Other than a very small minority of plugged in super nerds, none of the kids in the Millennial generation knows anything about computers. I’ve been around them now, in an academic environment, for 8 years. I’ve met 20 year-olds who’ve never opened a word document. Every Fall semester, I encounter a new crop of recent high school grads whose only experience with the Internet is posting updates on their friends MySpace pages. If you’re lucky, they have a Yahoo account and may have sent an e-mail or two, but usually just to their parents.

But the Millennial Myth is a popular delusion that persists and for the longest time I couldn’t figure out why. Until today. While listening to a candidate for a new Instructional technologist position at the University, I heard yet another Boomer tell a room full of Gen Xers and other Boomers that these Millennials needed to be handled differently because the were savvy customers.

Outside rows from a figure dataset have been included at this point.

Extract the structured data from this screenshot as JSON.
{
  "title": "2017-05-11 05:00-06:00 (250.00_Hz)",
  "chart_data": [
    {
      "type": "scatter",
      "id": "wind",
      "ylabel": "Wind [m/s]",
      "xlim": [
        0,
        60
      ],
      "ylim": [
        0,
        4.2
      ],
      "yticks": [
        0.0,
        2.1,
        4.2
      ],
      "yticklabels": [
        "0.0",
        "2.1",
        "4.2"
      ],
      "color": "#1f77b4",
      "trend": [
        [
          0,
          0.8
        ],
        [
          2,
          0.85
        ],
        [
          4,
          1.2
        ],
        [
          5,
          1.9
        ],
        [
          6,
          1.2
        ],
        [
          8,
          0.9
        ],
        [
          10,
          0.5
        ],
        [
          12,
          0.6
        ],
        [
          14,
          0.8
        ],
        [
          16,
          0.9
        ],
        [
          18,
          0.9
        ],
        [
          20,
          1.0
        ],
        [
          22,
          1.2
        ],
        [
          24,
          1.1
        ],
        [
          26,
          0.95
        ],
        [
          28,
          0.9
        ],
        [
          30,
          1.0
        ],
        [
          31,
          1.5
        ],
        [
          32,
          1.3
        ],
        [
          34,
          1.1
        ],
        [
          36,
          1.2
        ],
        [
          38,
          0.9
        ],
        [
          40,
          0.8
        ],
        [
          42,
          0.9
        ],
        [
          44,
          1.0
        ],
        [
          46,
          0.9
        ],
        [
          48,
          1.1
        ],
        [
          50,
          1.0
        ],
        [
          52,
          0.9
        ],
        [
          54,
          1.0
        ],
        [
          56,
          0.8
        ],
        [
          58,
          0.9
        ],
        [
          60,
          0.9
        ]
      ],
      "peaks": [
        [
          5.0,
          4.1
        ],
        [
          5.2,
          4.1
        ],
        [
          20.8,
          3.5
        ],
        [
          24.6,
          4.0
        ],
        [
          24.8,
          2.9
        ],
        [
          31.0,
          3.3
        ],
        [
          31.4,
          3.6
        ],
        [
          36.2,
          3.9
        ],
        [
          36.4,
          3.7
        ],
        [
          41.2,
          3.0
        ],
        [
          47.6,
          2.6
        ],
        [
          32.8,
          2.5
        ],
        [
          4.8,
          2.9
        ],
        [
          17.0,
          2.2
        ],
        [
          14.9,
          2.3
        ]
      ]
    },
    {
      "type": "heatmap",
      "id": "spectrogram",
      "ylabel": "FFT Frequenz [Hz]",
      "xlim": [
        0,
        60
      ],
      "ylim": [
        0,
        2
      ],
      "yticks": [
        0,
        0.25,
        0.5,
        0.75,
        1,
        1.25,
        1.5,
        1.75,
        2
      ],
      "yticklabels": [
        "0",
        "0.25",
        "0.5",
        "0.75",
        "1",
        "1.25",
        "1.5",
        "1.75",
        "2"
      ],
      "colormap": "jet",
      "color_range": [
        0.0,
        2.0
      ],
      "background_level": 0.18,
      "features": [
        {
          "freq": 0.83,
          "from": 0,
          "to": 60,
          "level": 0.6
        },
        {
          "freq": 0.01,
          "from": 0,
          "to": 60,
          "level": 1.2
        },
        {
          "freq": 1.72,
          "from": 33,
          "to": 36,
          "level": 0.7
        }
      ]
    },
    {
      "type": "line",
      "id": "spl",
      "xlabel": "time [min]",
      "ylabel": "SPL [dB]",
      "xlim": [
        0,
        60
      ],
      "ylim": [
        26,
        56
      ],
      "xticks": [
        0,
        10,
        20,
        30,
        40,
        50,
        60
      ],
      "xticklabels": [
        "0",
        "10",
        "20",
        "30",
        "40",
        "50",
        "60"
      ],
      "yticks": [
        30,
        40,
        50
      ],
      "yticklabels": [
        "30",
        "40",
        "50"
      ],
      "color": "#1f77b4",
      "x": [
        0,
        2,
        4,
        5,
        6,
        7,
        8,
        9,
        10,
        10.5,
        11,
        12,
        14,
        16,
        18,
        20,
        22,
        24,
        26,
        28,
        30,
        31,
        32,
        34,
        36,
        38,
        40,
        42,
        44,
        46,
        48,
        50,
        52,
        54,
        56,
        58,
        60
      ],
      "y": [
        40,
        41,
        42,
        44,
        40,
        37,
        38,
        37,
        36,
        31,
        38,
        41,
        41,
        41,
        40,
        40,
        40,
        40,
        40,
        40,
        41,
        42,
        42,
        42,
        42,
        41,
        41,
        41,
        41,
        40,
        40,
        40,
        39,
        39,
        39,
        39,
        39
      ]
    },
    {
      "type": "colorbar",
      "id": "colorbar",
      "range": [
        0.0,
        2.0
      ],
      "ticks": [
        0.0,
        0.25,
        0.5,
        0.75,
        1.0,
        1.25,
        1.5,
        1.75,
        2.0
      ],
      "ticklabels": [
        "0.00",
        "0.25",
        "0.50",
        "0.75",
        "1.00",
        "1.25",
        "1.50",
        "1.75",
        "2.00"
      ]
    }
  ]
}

In what other area do we assume teenagers know more than parents and teachers? And who benefits from this assumption? Cut out the bullshit lingo and what you have left is the truth: they’re customers.

The Millennial Myth is a consumer model. “We don’t need to teach kids how to properly use technology,” the Micky Marketeers tell us, “Because that way, we can sell them products they don’t know they don’t need.” The handful of young (and old) savvy tech users will search out their own technology needs and find their way to the Open Source fringe sector or other specialty areas. They’re not the Millennial demographic. They’re the 1 in a million inoculated against these slogans. Marketeers don’t give a shit about them and so neither do educators who have adopted the MBA approach to education, where students are just a special class of customers. What the Marketeers and Business Model Academics are after are the non-savvy tech users. Because they’ll buy whatever shiny thing the Marketeers and BMAs want to sell them this fiscal semester. Maybe it’s a new style of mobile phone, or maybe it’s a useless degree in business management, physical therapy or library science. Whatever keeps the profit margins in the black.